Missing commits, tags and releases - adding immutability and provenance #814
Description
New releases of fast-xml-parser have appeared in npm over the last few weeks where tags, releases and/or changelog entries have been lagging or absent. Most of these appear to have been in response to bugs and/or CVEs.
For example, the latest release at the time of writing is 5.5.9, but there is no commit, tag, release or changelog entry associated with that release that I can see in this repository.
Tools such as dependabot and renovate will raise pull requests to update the package when new versions are available, but there is no obvious sign of why that update was produced and what changes it contains.
In the light of various recent supply chain compromises (e.g.
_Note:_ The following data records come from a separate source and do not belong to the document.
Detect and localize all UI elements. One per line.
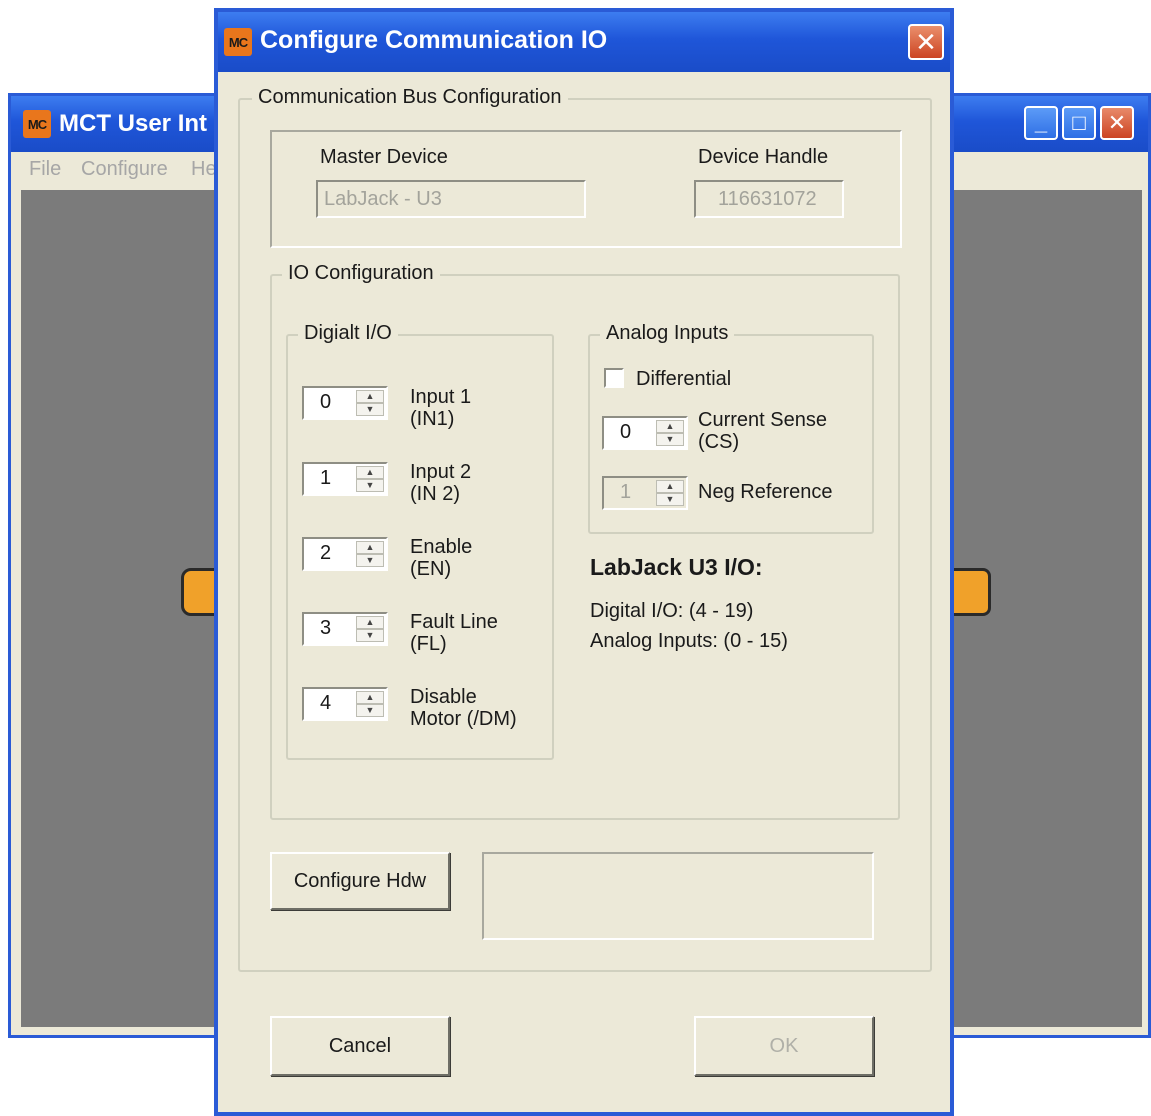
spin-up-icon[interactable]: ▲ [656, 480, 684, 493]
master-device-value: LabJack - U3 [324, 188, 442, 210]
spin-up-icon[interactable]: ▲ [356, 616, 384, 629]
bus-config-legend: Communication Bus Configuration [252, 86, 568, 109]
spin-up-icon[interactable]: ▲ [356, 466, 384, 479]
close-icon: ✕ [915, 26, 937, 57]
digital-label-input2: Input 2 [410, 461, 472, 483]
digital-label-disable-motor: Disable [410, 686, 477, 708]
digital-sublabel-disable-motor: Motor (/DM) [410, 708, 517, 730]
ok-button[interactable]: OK [694, 1016, 874, 1076]
digital-label-enable: Enable [410, 536, 473, 558]
spin-down-icon[interactable]: ▼ [356, 629, 384, 642]
minimize-icon: _ [1034, 110, 1048, 135]
spinner-value: 1 [320, 467, 332, 489]
device-handle-field: 116631072 [694, 180, 844, 218]
menu-help[interactable]: He [191, 158, 217, 181]
maximize-button[interactable]: □ [1062, 106, 1096, 140]
digital-spinner-fault-line[interactable]: 3 ▲ ▼ [302, 612, 388, 646]
main-close-button[interactable]: ✕ [1100, 106, 1134, 140]
ok-label: OK [769, 1034, 799, 1057]
digital-label-input1: Input 1 [410, 386, 472, 408]
spinner-value: 0 [320, 391, 332, 413]
digital-spinner-input2[interactable]: 1 ▲ ▼ [302, 462, 388, 496]
configure-io-dialog: MC Configure Communication IO ✕ Communic… [214, 8, 954, 1116]
logo-fragment-right [951, 568, 991, 616]
spin-down-icon[interactable]: ▼ [356, 554, 384, 567]
spinner-value: 2 [320, 542, 332, 564]
spinner-value: 0 [620, 421, 632, 443]
neg-reference-spinner[interactable]: 1 ▲ ▼ [602, 476, 688, 510]
spin-up-icon[interactable]: ▲ [656, 420, 684, 433]
device-handle-label: Device Handle [698, 146, 829, 168]
digital-io-legend: Digialt I/O [298, 322, 398, 345]
differential-label: Differential [636, 368, 732, 390]
current-sense-spinner[interactable]: 0 ▲ ▼ [602, 416, 688, 450]
digital-range-text: Digital I/O: (4 - 19) [590, 600, 754, 622]
configure-hdw-button[interactable]: Configure Hdw [270, 852, 450, 910]
digital-sublabel-input1: (IN1) [410, 408, 455, 430]
spin-down-icon[interactable]: ▼ [356, 704, 384, 717]
main-window-title: MCT User Int [59, 110, 208, 137]
digital-sublabel-fault-line: (FL) [410, 633, 447, 655]
digital-spinner-disable-motor[interactable]: 4 ▲ ▼ [302, 687, 388, 721]
digital-spinner-enable[interactable]: 2 ▲ ▼ [302, 537, 388, 571]
spinner-value: 1 [620, 481, 632, 503]
digital-label-fault-line: Fault Line [410, 611, 498, 633]
maximize-icon: □ [1072, 110, 1086, 135]
app-icon: MC [23, 110, 51, 138]
configure-hdw-label: Configure Hdw [293, 869, 427, 892]
cancel-button[interactable]: Cancel [270, 1016, 450, 1076]
neg-reference-label: Neg Reference [698, 481, 833, 503]
digital-sublabel-input2: (IN 2) [410, 483, 460, 505]
spin-up-icon[interactable]: ▲ [356, 541, 384, 554]
dialog-titlebar[interactable]: MC Configure Communication IO ✕ [218, 12, 950, 72]
minimize-button[interactable]: _ [1024, 106, 1058, 140]
differential-checkbox[interactable] [604, 368, 624, 388]
analog-inputs-legend: Analog Inputs [600, 322, 735, 345]
menu-configure[interactable]: Configure [81, 158, 168, 181]
device-handle-value: 116631072 [718, 188, 817, 210]
spin-down-icon[interactable]: ▼ [656, 433, 684, 446]
labjack-info-heading: LabJack U3 I/O: [590, 554, 763, 580]
spin-down-icon[interactable]: ▼ [656, 493, 684, 506]
dialog-close-button[interactable]: ✕ [908, 24, 944, 60]
spin-up-icon[interactable]: ▲ [356, 691, 384, 704]
master-device-label: Master Device [320, 146, 448, 168]
app-icon: MC [224, 28, 252, 56]
analog-range-text: Analog Inputs: (0 - 15) [590, 630, 788, 652]
master-device-field: LabJack - U3 [316, 180, 586, 218]
cancel-label: Cancel [328, 1034, 392, 1057]
spinner-value: 4 [320, 692, 332, 714]
io-config-legend: IO Configuration [282, 262, 440, 285]
digital-spinner-input1[interactable]: 0 ▲ ▼ [302, 386, 388, 420]
spin-down-icon[interactable]: ▼ [356, 479, 384, 492]
current-sense-label: Current Sense [698, 409, 827, 431]
current-sense-sublabel: (CS) [698, 431, 740, 453]
spinner-value: 3 [320, 617, 332, 639]
spin-up-icon[interactable]: ▲ [356, 390, 384, 403]
spin-down-icon[interactable]: ▼ [356, 403, 384, 416]
status-panel [482, 852, 874, 940]
close-icon: ✕ [1107, 110, 1127, 135]
menu-file[interactable]: File [29, 158, 61, 181]
dialog-title: Configure Communication IO [260, 26, 608, 54]
digital-sublabel-enable: (EN) [410, 558, 452, 580]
GHSA-69fq-xp46-6x23), this can create suspicion and uncertainty of whether to trust such updates when there are no obvious signs that the release was intentional and done by the maintainer(s).
Coupled with publishing not appearing to be ever be done from CI, and thus lacking provenance, releases such as 5.5.9 are currently indistinguishable from a supply chain compromise (no commits in Git, no tags, no release, no changelog). The package could contain anything and have come from anywhere.
To be clear, I don't currently think 5.5.9 is compromised, but there is uncertainty as to why it exists.
To improve supply-chain security, reduce user uncertainty, and increase change visibility, I would recommend this project:
- Ensure commits for a release are pushed to GitHub before publishing
- Ensure npm releases are published from a tag
- Create releases that are associated with tags
- Enable immutable releases to stop tags' commits being changed
- Publish to npm from GitHub Actions using OIDC to avoid API key compromises
- Enable provenance when publishing
- Update the changelog before, or in soon after, a release.